The researchers call languages that do not have resources required to build technology for a digital presence “low-resource languages.”
Under Project ELLORA—Enabling Low Resource Languages—building digital resources has a dual purpose: First, it is a step to preserving a language for posterity; and second, it ensures that users of these languages can participate and interact in the digital world.
Project ELLORA, launched in 2015, began with basics. The first step was to map out what resources were already available, such as printed material like literature and the extent of a digital presence. In a 2020 paper, Bali and her colleagues outlined a six-tier classification, with the top tier representing resource-rich languages like English and Spanish, and the bottom tiers reflecting languages with little-to-no resources.
The work of Project ELLORA is collecting the required resources for these languages and building language models to meet their speakers’ digital needs.
Project ELLORA’s researchers work with the communities to define what this need is and what base technology can help fulfill it. “No language technology can be isolated from the people who are going to use it,” says Bali.
For Mundari, the researchers collaborated with IIT Kharagpur in 2018 and sponsored a study to find what the community needs to keep the language alive.
What started off as a simple vocabulary game for school children to get them to learn the language soon morphed into sophisticated technology projects.
MSR researchers are currently working on a Hindi-to-Mundari text translation as well as a speech recognition model that will provide the community access to more content in Mundari.
A text-to-speech model, funded under the “Forward – Artificial Intelligence for all” initiative by the Deutsche Gesellschaft für Internationale Zusammenarbeit (GIZ) on behalf of the German Ministry for Economic Cooperation and Development, is also in the works.
But creating language translation models for a language that doesn’t have any significant digital content to train machine learning models is no easy feat.
The team, led by professors of IIT Kharagpur, initially worked with members of the community to have them manually translate sentences from Hindi to Mundari.
To speed the translation, MSR researchers developed a new technology called Interneural Machine Translation (INMT), which helps predict the next word when someone is translating between languages.
“It (INMT) allows for humans to translate from one language to another more effectively. If I’m translating from Hindi to Mundari, when I start typing in Mundari, it gives me predictive suggestions in Mundari itself. It’s like the predictive text you get in smartphone keyboards, except that it does it across two languages,” Bali explains.

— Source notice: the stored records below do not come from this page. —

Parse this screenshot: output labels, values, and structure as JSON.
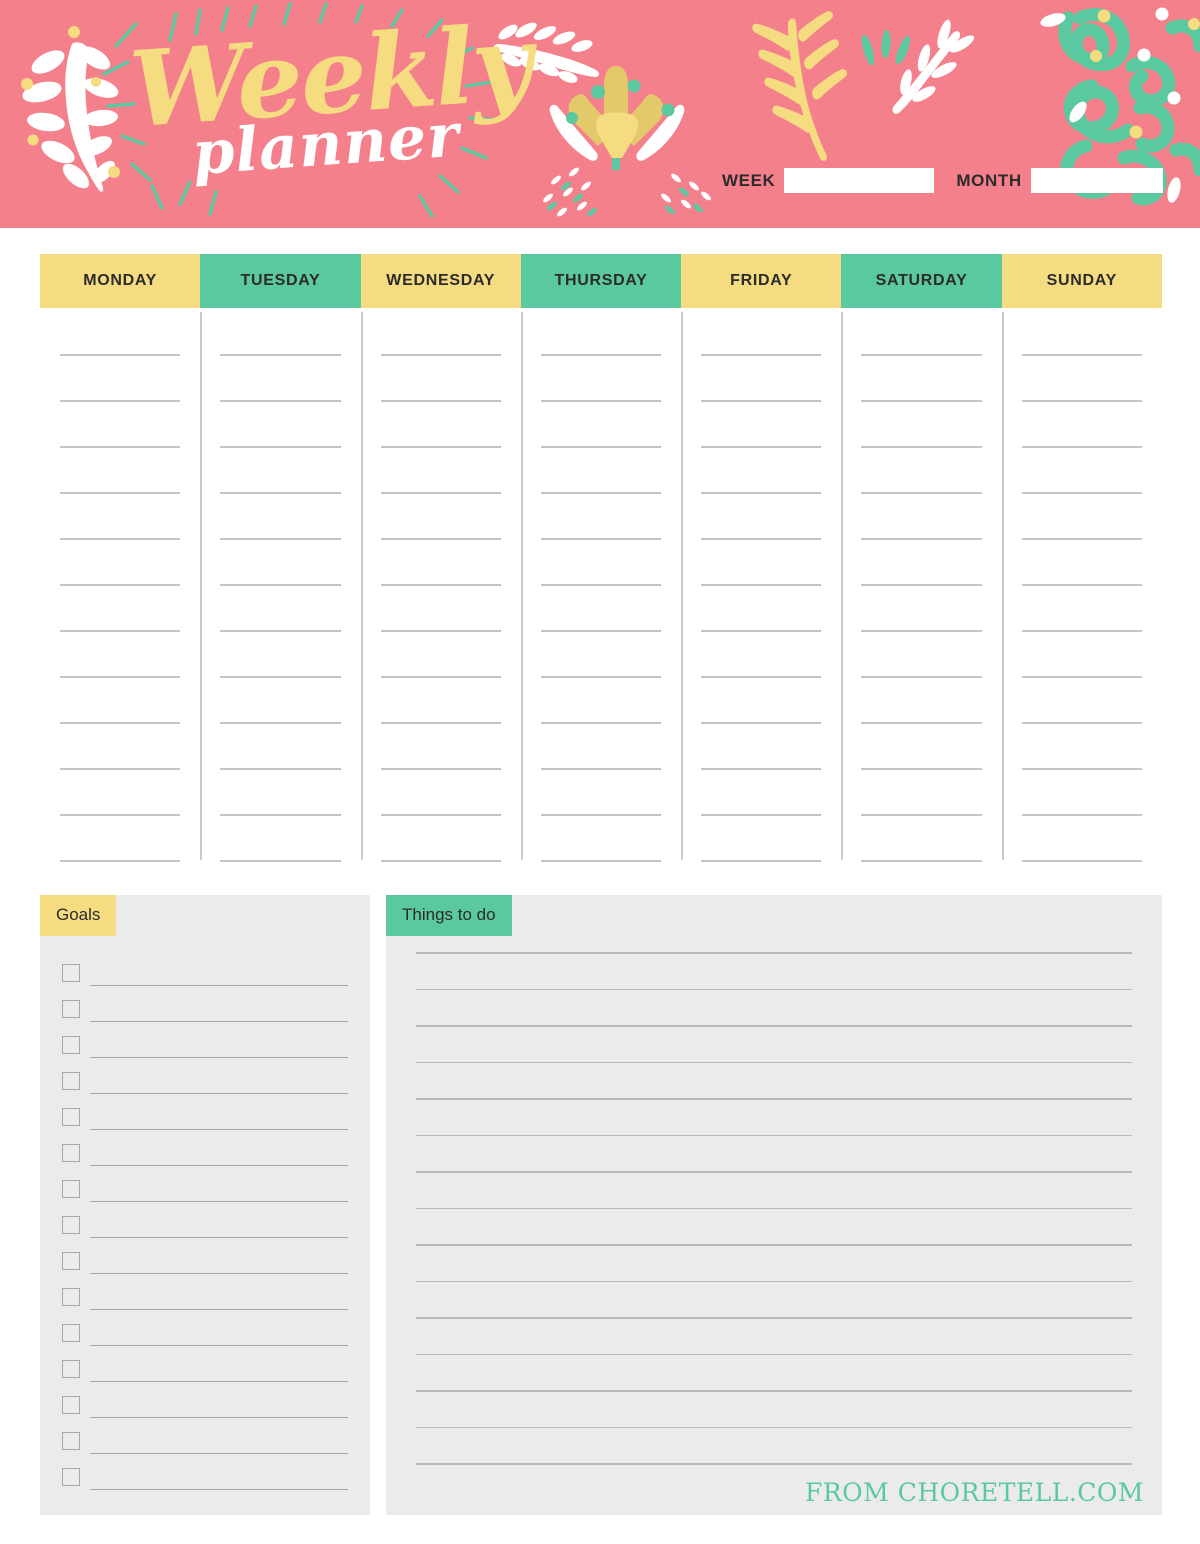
{
  "header": {
    "title_line1": "Weekly",
    "title_line2": "planner",
    "week_label": "WEEK",
    "month_label": "MONTH",
    "week_value": "",
    "month_value": "",
    "background_color": "#F4808C",
    "title_color": "#F5DC80",
    "subtitle_color": "#FFFFFF"
  },
  "days": [
    {
      "label": "MONDAY",
      "tone": "y"
    },
    {
      "label": "TUESDAY",
      "tone": "g"
    },
    {
      "label": "WEDNESDAY",
      "tone": "y"
    },
    {
      "label": "THURSDAY",
      "tone": "g"
    },
    {
      "label": "FRIDAY",
      "tone": "y"
    },
    {
      "label": "SATURDAY",
      "tone": "g"
    },
    {
      "label": "SUNDAY",
      "tone": "y"
    }
  ],
  "day_line_count": 12,
  "goals": {
    "tab_label": "Goals",
    "tab_color": "#F5DC80",
    "checkbox_count": 15,
    "items": [
      "",
      "",
      "",
      "",
      "",
      "",
      "",
      "",
      "",
      "",
      "",
      "",
      "",
      "",
      ""
    ]
  },
  "things_to_do": {
    "tab_label": "Things to do",
    "tab_color": "#5BC99F",
    "line_count": 15,
    "items": [
      "",
      "",
      "",
      "",
      "",
      "",
      "",
      "",
      "",
      "",
      "",
      "",
      "",
      "",
      ""
    ]
  },
  "footer": {
    "credit": "FROM CHORETELL.COM",
    "credit_color": "#5BC99F"
  },
  "palette": {
    "pink": "#F4808C",
    "yellow": "#F5DC80",
    "green": "#5BC99F",
    "panel_gray": "#EBEBEB",
    "rule_gray": "#C4C4C4"
  }
}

To build the dataset for text to speech, they collaborated with Karya, which started off as a research project by Vivek Sesadri, a principal researcher at MSR. Karya is a digital work platform for capturing, labeling and annotating data for building machine learning and AI models.
The team identified a male Mundari speaker and Dr. Munda as the female speaker, who were given the translated sentences to record. They recorded the sentences on the Karya app on Android smartphones.

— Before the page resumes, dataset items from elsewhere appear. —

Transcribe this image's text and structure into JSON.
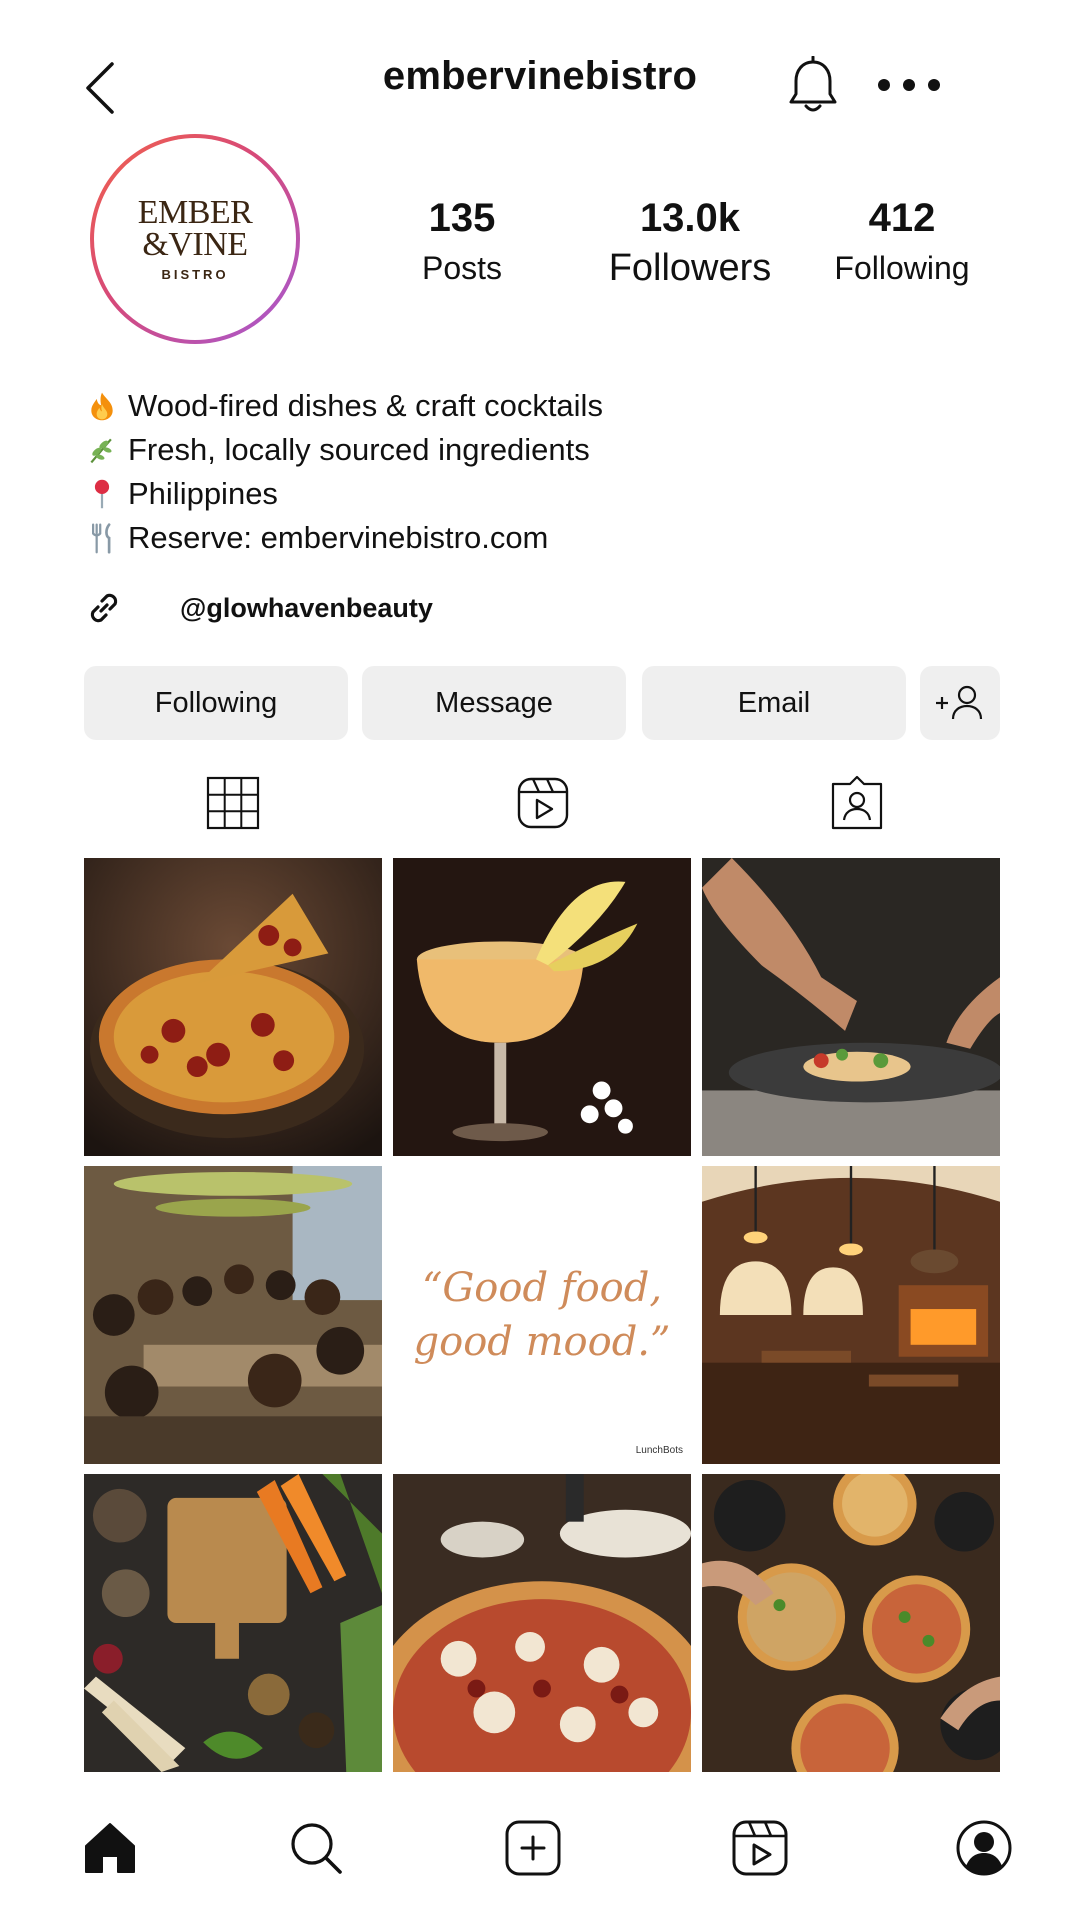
{
  "header": {
    "username": "embervinebistro"
  },
  "profile": {
    "logo": {
      "line1": "EMBER",
      "line2": "&VINE",
      "line3": "BISTRO"
    },
    "stats": [
      {
        "value": "135",
        "label": "Posts"
      },
      {
        "value": "13.0k",
        "label": "Followers"
      },
      {
        "value": "412",
        "label": "Following"
      }
    ],
    "bio": [
      {
        "icon": "fire-emoji",
        "text": "Wood-fired dishes & craft cocktails"
      },
      {
        "icon": "herb-emoji",
        "text": "Fresh, locally sourced ingredients"
      },
      {
        "icon": "pin-emoji",
        "text": "Philippines"
      },
      {
        "icon": "fork-knife-emoji",
        "text": "Reserve: embervinebistro.com"
      }
    ],
    "link": {
      "icon": "link-icon",
      "text": "@glowhavenbeauty"
    }
  },
  "actions": {
    "following_label": "Following",
    "message_label": "Message",
    "email_label": "Email"
  },
  "tabs": [
    {
      "icon": "grid-icon"
    },
    {
      "icon": "reels-icon"
    },
    {
      "icon": "tagged-icon"
    }
  ],
  "posts": [
    {
      "subject": "pepperoni-pizza"
    },
    {
      "subject": "cocktail"
    },
    {
      "subject": "chef-plating"
    },
    {
      "subject": "dining-crowd"
    },
    {
      "subject": "quote-card",
      "quote_line1": "“Good food,",
      "quote_line2": "good mood.”",
      "watermark": "LunchBots"
    },
    {
      "subject": "restaurant-interior"
    },
    {
      "subject": "vegetables-flatlay"
    },
    {
      "subject": "pizza-closeup"
    },
    {
      "subject": "pizza-table"
    }
  ],
  "bottom_nav": [
    {
      "icon": "home-icon"
    },
    {
      "icon": "search-icon"
    },
    {
      "icon": "create-icon"
    },
    {
      "icon": "reels-icon"
    },
    {
      "icon": "profile-icon"
    }
  ],
  "colors": {
    "button_bg": "#efefef",
    "ring_start": "#f2624a",
    "ring_end": "#a45ad6",
    "logo_brown": "#3b2613"
  }
}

The recordings, along with the corresponding text, are securely uploaded to the cloud and are accessible for researchers to train text to speech models.

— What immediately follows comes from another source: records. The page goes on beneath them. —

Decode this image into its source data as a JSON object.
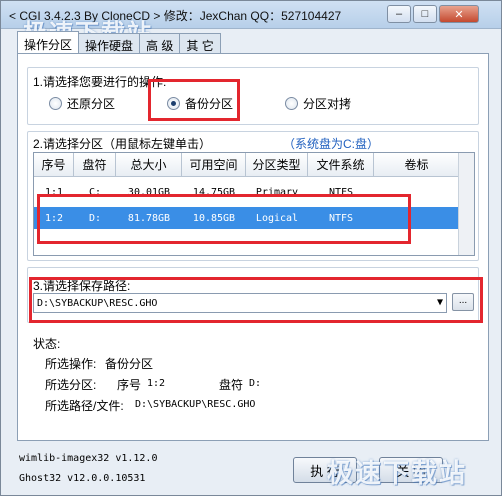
{
  "window": {
    "title": "< CGI 3.4.2.3 By CloneCD > 修改：JexChan  QQ：527104427",
    "minimize": "–",
    "maximize": "□",
    "close": "✕"
  },
  "watermark": "极速下载站",
  "tabs": [
    "操作分区",
    "操作硬盘",
    "高 级",
    "其 它"
  ],
  "operation": {
    "label": "1.请选择您要进行的操作:",
    "options": [
      "还原分区",
      "备份分区",
      "分区对拷"
    ],
    "selected": "备份分区"
  },
  "partition": {
    "label": "2.请选择分区（用鼠标左键单击）",
    "system_note": "（系统盘为C:盘）",
    "columns": [
      "序号",
      "盘符",
      "总大小",
      "可用空间",
      "分区类型",
      "文件系统",
      "卷标"
    ],
    "rows": [
      [
        "1:1",
        "C:",
        "30.01GB",
        "14.75GB",
        "Primary",
        "NTFS",
        ""
      ],
      [
        "1:2",
        "D:",
        "81.78GB",
        "10.85GB",
        "Logical",
        "NTFS",
        ""
      ]
    ],
    "selected_row": 1
  },
  "path": {
    "label": "3.请选择保存路径:",
    "value": "D:\\SYBACKUP\\RESC.GHO",
    "dropdown_arrow": "▼",
    "browse_label": "..."
  },
  "status": {
    "title": "状态:",
    "operation_label": "所选操作:",
    "operation_value": "备份分区",
    "partition_label": "所选分区:",
    "partition_index_label": "序号",
    "partition_index": "1:2",
    "partition_drive_label": "盘符",
    "partition_drive": "D:",
    "path_label": "所选路径/文件:",
    "path_value": "D:\\SYBACKUP\\RESC.GHO"
  },
  "footer": {
    "wimlib": "wimlib-imagex32 v1.12.0",
    "ghost": "Ghost32 v12.0.0.10531"
  },
  "buttons": {
    "execute": "执 行",
    "close": "关 闭"
  },
  "colors": {
    "highlight_box": "#e3262e",
    "selected_row": "#3a8ee6",
    "system_note": "#1f5fbf"
  }
}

“The idea is that between Microsoft Research, Karya and IIT Kharagpur, we will have data for machine translation, speech recognition and text-to-speech synthesis, so that all these three technologies can be built for Mundari,” Bali elaborates.
These connections between language and technology are basic building blocks that eventually could enable sophisticated systems like translation services on government websites or streaming platforms. These systems are already a reality for the language you are reading this article in.